Hamers “fait confiance” à l’enquête pénale

 Le directeur n’a rien dit de nouveau sur sa situation personnelle, qui est devenue assez mal à l’aise avec l’enquête pénale que le procureur néerlandais a ouverte début janvier pour des violations présumées des lois sur le blanchiment d’argent. Lorsqu’on lui a demandé si on lui posait souvent des questions sur la situation lorsqu’il s’adressait à de grands clients et investisseurs, Hamers a répondu que non, l’affaire était bien connue.

Les procureurs néerlandais ne savent pas encore comment l’affaire se terminera. Dans une mauvaise affaire pour UBS, son enquête pourrait durer jusqu’à l’année prochaine. Hamers a déclaré qu’il s’attendait à un résultat positif, d’autant plus que les autorités avaient déjà enquêté sur les événements à deux reprises et n’ont trouvé aucune responsabilité de gestion personnelle. Il va sans dire cependant que ni Hamers ni le conseil d’administration d’UBS ne peuvent utiliser cette vision optimiste comme base fiable de planification.

La France fait toujours face à une amende de plusieurs milliards de dollars.

 L’environnement économique reste également incertain. Malgré la profonde récession liée à la pandémie dans tous les pays importants pour UBS, les provisions pour risques de crédit sont restées négligeables en 2020. L’appel dans le processus fiscal français, qui sera entendu devant les tribunaux de Paris le 8 mars il reste également suspendu au-dessus du banc comme l’épée de Damoclès. Dans un premier temps, UBS a été condamnée au paiement d’amendes pour délits fiscaux d’un montant de 4,5 milliards d’euros. Si cette décision est confirmée, la banque sera obligée de gagner des milliards en transactions supplémentaires. 

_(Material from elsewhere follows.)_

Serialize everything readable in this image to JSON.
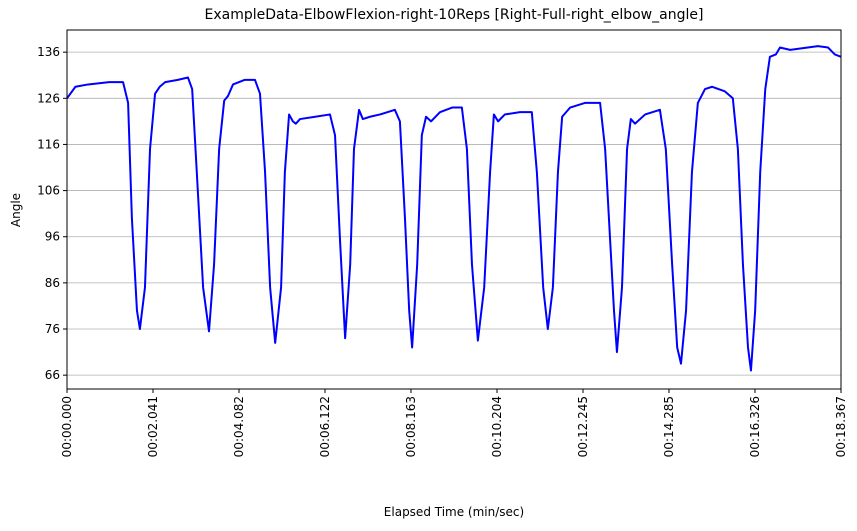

C’est l’une des raisons pour lesquelles UBS souhaite se donner plus de flexibilité dans la distribution des bénéfices aux actionnaires. Le dividende de cette année sera divisé par deux à 0,37 $ par action, tandis que les reprises d’actions annulées l’année dernière reprendront. Idéalement, UBS pourrait racheter des actions pour 4 milliards de dollars au cours des trois prochaines années, a déclaré l’institution lors de la conférence téléphonique. Cependant, ces rachats pourraient être stoppés immédiatement en cas de défaite juridique à Paris ou de dégradation significative de l’environnement économique.